A: I agree. It’s not about the money. Pet emergency facilities deserve to charge a premium. After all, it costs more to staff a fully equipped place after hours, especially given that they’ve got to be ready for the direst of emergencies 24/7. But that doesn’t mean they get carte blanche to provide nonemergency care (as with your Lab’s ear hematoma) after hours.
While it’s not uncommon for animal ERs to offer to perform tests and procedures that aren’t strictly needed to stabilize or treat a patient after hours, clients should always be given the choice to see their regular veterinarian in the morning.
Even then, ER vets and general practitioner vets (like your regular vet) will have differences of opinion on the subject. Some believe it’s unethical for ERs to perform any nonemergency tests or procedures, even if clients want it done as soon as possible for their own convenience.
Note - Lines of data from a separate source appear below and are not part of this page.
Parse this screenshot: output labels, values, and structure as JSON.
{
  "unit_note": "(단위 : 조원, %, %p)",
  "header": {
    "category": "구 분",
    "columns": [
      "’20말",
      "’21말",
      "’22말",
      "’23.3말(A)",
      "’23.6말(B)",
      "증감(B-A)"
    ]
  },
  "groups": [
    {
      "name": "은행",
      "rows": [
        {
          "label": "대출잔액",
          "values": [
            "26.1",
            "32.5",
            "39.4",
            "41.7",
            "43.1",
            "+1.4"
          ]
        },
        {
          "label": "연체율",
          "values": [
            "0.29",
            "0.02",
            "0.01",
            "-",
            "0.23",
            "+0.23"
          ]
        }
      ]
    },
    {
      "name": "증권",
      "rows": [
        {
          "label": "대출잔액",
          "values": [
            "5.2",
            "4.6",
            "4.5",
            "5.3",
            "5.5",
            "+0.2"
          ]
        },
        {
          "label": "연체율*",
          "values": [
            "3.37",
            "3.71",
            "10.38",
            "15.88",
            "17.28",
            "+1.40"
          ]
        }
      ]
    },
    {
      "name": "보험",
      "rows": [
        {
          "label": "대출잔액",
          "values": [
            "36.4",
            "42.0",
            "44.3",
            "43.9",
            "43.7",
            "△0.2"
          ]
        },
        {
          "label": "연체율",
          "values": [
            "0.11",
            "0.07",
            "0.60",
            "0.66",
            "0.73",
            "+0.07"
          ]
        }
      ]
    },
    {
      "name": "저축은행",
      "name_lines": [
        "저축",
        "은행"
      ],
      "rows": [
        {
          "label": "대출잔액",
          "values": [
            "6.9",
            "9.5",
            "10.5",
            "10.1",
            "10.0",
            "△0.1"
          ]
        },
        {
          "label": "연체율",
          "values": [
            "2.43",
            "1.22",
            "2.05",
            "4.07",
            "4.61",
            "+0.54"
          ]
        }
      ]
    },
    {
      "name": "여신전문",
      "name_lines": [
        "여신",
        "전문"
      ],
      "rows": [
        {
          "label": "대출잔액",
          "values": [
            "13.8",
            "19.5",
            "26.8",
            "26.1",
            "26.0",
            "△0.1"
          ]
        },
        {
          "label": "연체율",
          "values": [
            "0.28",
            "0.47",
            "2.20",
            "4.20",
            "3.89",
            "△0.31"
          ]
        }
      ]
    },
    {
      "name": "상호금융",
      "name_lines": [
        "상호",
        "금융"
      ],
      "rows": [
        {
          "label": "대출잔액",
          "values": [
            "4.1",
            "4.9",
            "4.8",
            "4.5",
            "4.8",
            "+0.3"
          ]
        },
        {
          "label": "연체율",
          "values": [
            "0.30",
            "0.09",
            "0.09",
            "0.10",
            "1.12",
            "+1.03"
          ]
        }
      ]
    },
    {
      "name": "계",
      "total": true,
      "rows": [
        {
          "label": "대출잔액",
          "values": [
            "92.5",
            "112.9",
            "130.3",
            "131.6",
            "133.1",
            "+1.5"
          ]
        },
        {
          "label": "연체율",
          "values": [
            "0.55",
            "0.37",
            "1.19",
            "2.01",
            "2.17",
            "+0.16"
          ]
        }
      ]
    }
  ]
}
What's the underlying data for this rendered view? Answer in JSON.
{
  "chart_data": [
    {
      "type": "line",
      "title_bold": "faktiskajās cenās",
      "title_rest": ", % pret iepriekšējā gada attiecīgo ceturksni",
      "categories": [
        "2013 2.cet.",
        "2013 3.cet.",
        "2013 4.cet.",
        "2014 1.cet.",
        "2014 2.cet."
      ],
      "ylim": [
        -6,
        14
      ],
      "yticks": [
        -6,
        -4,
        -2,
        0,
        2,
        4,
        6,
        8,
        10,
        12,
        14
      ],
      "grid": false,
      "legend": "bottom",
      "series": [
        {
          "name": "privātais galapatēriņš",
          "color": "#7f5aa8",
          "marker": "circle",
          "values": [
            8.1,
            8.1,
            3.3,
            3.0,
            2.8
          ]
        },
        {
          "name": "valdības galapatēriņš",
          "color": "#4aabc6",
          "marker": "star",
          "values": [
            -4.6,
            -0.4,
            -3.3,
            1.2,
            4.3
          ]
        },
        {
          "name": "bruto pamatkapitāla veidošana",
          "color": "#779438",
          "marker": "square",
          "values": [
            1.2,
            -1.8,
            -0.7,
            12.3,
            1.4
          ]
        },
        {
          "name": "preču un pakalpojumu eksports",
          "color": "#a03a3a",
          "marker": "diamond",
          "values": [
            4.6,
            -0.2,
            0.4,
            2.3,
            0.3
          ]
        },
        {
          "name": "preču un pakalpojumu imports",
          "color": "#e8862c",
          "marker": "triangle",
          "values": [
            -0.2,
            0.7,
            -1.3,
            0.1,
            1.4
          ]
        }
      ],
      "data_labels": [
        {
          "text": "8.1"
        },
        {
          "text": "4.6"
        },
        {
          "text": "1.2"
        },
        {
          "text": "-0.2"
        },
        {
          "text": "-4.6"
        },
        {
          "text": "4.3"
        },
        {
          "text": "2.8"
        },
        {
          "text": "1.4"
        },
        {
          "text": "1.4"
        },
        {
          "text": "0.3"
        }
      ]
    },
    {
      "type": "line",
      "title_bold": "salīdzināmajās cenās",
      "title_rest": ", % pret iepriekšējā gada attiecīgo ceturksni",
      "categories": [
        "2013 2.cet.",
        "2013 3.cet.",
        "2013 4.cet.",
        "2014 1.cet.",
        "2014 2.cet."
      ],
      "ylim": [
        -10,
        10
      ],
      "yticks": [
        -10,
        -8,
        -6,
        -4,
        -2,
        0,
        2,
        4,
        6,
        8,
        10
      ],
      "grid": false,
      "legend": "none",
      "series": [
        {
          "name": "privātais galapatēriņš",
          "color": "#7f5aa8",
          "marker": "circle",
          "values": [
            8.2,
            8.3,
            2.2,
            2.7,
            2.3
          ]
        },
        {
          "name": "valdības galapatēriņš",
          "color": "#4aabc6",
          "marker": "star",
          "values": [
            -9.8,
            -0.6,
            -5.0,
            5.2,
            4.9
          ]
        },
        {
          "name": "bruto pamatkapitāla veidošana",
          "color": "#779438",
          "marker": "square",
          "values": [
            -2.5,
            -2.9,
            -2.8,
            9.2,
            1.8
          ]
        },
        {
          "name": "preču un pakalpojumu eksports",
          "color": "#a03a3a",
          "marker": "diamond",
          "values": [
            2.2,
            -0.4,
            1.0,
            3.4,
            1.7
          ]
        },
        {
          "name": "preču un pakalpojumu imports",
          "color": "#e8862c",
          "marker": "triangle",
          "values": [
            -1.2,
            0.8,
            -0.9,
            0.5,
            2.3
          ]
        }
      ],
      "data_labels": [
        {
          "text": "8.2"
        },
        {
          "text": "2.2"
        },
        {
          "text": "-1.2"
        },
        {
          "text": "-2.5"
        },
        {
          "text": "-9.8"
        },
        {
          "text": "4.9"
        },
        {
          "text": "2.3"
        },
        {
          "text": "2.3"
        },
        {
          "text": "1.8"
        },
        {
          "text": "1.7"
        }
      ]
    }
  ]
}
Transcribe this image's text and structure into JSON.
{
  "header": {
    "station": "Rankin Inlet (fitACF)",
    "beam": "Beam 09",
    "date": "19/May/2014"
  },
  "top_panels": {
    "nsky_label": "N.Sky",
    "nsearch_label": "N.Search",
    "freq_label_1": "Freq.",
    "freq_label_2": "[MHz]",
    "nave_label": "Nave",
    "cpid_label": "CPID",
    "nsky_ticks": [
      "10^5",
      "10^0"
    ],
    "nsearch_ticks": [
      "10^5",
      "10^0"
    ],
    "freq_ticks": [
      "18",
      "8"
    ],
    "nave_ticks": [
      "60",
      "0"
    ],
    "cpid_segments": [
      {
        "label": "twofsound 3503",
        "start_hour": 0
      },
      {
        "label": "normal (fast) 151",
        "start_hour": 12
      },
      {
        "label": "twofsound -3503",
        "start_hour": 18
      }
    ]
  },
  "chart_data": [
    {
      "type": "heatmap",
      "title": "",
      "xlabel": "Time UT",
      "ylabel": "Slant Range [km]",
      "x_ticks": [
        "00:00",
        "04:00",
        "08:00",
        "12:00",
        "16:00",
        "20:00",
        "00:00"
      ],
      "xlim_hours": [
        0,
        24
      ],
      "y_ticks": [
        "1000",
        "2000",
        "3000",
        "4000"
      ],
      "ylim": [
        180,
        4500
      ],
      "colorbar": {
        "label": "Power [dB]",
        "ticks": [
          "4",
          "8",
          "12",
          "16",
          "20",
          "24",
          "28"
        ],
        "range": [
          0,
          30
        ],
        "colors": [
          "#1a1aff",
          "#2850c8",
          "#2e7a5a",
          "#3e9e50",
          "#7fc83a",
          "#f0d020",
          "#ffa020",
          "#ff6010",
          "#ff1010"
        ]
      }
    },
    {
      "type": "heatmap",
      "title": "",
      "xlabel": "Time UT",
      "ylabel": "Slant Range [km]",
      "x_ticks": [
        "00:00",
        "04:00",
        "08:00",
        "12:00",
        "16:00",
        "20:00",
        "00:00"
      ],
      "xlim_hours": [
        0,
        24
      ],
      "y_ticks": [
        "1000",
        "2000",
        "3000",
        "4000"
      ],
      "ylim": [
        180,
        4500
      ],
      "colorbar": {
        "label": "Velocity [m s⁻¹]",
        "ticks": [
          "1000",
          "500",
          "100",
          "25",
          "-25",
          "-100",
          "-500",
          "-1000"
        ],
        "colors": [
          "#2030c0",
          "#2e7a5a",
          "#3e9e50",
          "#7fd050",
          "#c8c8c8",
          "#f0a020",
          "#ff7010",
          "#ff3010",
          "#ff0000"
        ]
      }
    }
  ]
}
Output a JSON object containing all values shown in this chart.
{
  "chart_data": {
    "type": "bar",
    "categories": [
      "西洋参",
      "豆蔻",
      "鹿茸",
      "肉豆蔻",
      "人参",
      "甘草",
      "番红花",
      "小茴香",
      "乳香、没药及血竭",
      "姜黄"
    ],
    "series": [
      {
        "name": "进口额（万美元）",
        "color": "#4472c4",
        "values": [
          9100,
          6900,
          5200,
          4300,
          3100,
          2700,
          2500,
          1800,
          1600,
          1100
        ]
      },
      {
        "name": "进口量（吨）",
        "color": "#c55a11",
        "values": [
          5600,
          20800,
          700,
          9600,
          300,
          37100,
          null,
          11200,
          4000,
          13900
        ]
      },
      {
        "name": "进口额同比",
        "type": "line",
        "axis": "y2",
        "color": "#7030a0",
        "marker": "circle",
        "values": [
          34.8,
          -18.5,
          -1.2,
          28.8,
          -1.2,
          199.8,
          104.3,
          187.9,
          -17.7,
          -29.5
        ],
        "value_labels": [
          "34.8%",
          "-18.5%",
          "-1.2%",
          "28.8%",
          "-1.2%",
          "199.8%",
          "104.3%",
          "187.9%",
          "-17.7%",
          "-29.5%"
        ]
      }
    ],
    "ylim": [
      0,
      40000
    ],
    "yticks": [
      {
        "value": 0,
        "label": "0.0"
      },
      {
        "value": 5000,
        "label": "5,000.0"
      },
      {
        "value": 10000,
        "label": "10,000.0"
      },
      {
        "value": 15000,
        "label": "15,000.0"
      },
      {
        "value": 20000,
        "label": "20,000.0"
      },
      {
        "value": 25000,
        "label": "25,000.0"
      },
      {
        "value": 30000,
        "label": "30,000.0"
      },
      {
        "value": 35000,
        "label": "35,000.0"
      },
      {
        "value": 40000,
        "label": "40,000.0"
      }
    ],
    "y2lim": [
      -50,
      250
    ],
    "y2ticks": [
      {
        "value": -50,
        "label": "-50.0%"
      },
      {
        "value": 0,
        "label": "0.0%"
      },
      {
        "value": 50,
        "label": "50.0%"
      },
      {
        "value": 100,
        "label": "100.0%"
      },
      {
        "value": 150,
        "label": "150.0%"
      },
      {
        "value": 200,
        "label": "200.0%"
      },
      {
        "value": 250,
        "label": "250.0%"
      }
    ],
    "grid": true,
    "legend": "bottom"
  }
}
Others believe it’s OK as long as clients are given an unambiguous choice in the matter.
Ultimately, however, most veterinarians agree that ERs are not there to find answers to deeper problems or treat problems that can easily wait until morning. This is not only a transgression of a professional boundary effectively agreed upon between the ER and your regular vet, it’s not appropriate because that’s simply not what the ER does best.
Moreover, engaging in nonemergency tests and procedures after hours means the ER vet isn’t as readily available to treat any true emergencies that may arise. Which is not cool.
My suggestion? Have your veterinarian call the ER and read them the riot act.